If you are thinking about making a big payment, like paying costs associated with closing a mortgage or maybe a car down payment, with a credit card, first think about how it might affect your credit score.
When you use your credit card to pay for anything, you are adding to your credit utilization rate. The general rule of thumb is to not use more than 30% of your credit limit. This translates into a better credit utilization rate, which is a measure of how responsible you are in using credit cards. So, consider that putting a big down payment for something like a car or closing costs on a home can easily make your utilization rate jump.
If you don’t pay that purchase off immediately, this higher utilization rate can negatively impact your credit scores. A lower credit score can mean you might end up being charged more for other purchases that you need to make.
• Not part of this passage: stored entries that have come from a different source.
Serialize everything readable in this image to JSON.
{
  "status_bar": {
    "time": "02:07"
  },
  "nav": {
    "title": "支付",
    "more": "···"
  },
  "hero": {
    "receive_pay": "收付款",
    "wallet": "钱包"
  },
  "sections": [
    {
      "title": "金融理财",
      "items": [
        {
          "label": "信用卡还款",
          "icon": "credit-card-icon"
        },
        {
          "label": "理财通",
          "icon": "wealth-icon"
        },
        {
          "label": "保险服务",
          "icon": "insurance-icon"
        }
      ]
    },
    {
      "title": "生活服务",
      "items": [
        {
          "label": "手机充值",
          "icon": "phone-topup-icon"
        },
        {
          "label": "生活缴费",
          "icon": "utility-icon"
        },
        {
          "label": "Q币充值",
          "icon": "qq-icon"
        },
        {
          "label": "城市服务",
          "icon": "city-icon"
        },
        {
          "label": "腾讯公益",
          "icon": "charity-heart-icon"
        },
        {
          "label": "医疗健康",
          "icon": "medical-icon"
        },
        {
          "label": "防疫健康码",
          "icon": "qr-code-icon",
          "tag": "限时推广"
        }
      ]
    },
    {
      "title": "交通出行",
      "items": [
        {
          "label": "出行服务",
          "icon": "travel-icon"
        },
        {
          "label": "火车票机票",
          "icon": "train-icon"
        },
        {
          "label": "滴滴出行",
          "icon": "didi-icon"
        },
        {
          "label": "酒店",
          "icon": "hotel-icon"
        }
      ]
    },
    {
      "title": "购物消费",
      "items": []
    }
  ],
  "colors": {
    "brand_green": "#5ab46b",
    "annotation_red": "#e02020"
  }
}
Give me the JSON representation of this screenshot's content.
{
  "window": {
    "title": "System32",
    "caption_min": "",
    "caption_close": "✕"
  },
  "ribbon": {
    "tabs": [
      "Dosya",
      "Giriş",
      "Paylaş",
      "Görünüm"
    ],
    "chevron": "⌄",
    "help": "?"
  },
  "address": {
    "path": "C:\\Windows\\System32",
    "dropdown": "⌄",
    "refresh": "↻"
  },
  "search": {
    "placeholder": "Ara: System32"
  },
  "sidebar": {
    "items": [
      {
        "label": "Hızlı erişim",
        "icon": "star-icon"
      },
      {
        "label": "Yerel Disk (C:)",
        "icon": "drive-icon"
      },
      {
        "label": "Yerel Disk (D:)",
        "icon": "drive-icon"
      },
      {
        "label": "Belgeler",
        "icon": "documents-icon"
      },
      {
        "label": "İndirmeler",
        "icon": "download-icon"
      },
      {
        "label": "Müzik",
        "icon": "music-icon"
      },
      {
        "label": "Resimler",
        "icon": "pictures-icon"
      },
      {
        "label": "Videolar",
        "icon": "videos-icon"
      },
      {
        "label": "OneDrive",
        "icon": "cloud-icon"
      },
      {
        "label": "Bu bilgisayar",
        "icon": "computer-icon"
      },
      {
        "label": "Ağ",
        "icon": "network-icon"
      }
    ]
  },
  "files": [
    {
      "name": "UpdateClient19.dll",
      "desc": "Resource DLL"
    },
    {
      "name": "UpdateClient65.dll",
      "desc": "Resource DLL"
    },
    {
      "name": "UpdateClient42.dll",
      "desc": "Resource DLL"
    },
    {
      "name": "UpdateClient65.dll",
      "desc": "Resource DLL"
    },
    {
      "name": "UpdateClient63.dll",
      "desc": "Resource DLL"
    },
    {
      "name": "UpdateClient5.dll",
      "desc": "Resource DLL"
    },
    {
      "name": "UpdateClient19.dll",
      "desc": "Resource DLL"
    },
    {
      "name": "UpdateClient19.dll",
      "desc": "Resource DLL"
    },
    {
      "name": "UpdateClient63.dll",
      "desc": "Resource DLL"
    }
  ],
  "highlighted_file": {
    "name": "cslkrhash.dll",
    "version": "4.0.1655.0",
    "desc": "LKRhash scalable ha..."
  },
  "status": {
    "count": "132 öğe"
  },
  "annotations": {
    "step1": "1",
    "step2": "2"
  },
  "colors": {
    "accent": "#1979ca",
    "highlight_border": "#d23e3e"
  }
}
Of course, any payment activity — whether it’s on your credit card or loan — gets factored into your overall credit history. If you’re late on payments, or worse you miss them entirely, your credit score can be negatively affected.
The other side of the coin is that if you are using a rewards card, charging a big expense, like the down payment on a car, can help you easily meet that spending threshold to earn the rewards.
Remember, though, that if you aren’t paying the balance off right away the value of the rewards may not offset the additional interest charges you can face if you carry a balance month to month.